By Mayo Clinic staff

Although there's no cure for polymyositis, treatment can improve your muscle strength and function. The earlier treatment is started in the course of polymyositis, the more effective it is, leading to fewer complications.

Drugs

  • Corticosteroids. These medications suppress your immune system, limiting the production of antibodies and reducing muscle inflammation, as well as improving muscle strength and function. Corticosteroids, especially prednisone, are usually the first choice in treating inflammatory myopathies such as polymyositis.

    Your doctor may start with a very high dose, and then decrease it as your signs and symptoms improve. Improvement generally takes about two to four weeks, but therapy is often needed for years.

    Prolonged use of corticosteroids can have serious and wide-ranging side effects, so your doctor may recommend supplements to combat them, such as calcium and vitamin D, and may prescribe bisphosphonates, such as alendronate (Fosamax), risedronate (Actonel) or zoledronic acid (Reclast). Bisphosphonates in pill form may not be recommended if you have difficulty swallowing.
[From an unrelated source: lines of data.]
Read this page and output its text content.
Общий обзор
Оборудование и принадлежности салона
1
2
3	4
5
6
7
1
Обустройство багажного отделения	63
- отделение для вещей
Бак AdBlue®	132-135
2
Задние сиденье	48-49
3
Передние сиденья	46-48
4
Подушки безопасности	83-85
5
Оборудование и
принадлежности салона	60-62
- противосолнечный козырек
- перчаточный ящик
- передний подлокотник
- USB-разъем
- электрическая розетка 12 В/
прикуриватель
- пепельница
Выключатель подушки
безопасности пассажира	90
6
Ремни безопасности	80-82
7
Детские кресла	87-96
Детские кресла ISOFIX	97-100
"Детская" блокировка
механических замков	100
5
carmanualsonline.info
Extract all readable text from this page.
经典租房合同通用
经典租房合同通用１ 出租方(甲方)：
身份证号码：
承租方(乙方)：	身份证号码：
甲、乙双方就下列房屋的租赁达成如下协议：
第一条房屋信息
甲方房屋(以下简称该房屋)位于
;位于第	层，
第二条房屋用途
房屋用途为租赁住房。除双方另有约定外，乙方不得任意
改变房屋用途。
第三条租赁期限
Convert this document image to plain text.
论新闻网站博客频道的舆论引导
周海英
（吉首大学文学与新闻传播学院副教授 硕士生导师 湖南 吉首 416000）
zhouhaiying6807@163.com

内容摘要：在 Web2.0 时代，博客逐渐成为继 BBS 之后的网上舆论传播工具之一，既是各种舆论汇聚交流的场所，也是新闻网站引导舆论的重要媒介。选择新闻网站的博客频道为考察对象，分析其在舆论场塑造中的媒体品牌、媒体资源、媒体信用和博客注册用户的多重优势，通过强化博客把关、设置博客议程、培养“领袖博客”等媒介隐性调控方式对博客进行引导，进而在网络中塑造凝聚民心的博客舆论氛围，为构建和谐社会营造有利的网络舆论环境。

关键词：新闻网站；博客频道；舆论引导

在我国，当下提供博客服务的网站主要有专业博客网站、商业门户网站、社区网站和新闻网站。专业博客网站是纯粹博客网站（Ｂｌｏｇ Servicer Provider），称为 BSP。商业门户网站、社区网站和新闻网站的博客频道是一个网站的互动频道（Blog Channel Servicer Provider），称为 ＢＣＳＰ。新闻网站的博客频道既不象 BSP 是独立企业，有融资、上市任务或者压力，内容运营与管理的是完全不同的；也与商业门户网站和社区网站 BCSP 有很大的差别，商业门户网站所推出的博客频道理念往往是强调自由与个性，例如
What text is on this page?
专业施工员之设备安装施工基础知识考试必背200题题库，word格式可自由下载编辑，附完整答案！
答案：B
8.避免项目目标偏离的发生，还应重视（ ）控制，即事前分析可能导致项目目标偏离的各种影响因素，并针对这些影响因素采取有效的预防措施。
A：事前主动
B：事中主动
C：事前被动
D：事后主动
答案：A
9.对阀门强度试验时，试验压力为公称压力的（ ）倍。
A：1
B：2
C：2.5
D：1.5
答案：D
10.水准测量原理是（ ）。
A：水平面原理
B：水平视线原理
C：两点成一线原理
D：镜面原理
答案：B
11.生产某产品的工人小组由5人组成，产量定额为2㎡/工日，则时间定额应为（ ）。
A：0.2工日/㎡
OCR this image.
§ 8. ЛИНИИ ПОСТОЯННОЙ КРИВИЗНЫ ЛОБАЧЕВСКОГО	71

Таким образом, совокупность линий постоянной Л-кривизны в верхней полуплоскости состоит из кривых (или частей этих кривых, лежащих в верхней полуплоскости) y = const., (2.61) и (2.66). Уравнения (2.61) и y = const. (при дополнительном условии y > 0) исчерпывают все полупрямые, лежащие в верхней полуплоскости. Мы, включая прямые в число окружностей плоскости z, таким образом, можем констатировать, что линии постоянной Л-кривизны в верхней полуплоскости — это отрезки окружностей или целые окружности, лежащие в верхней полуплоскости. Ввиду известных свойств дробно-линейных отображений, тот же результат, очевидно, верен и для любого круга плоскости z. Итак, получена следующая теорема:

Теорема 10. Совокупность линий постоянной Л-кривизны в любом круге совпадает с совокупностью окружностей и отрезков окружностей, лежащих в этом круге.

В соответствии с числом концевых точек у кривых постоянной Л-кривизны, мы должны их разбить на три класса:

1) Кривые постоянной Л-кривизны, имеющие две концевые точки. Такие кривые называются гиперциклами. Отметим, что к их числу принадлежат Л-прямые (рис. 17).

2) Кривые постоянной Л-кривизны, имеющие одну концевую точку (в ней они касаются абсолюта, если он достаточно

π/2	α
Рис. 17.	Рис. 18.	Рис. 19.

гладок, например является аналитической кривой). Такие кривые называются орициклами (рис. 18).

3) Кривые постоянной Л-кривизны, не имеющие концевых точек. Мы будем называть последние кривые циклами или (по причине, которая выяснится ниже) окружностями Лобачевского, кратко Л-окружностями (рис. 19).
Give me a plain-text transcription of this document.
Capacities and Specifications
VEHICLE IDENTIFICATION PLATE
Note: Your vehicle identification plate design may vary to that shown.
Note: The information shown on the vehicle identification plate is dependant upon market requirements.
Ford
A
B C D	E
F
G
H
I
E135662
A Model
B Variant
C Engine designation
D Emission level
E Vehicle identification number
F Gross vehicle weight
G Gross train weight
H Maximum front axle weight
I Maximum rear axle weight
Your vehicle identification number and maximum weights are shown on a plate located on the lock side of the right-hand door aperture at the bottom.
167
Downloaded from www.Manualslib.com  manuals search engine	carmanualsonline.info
  • Corticosteroid-sparing agents. Your doctor may recommend other medications, either to decrease side effects or if your condition doesn't respond to corticosteroids. These medications include azathioprine (Imuran) or methotrexate (Rheumatrex). Your doctor may prescribe these alone or in combination with corticosteroids.

    When in combination, these additional immunosuppressants can be used to lessen the dose and potential side effects of the corticosteroid. Immunosuppressants, such as cyclophosphamide (Cytoxan) and cyclosporine (Neoral, Sandimmune), may improve signs and symptoms of polymyositis and interstitial lung disease.

Antibody therapy

  • Intravenous immunoglobulin (IVIg). Immunoglobulin contains healthy antibodies from blood donors. High doses can block the damaging antibodies that attack muscle in polymyositis.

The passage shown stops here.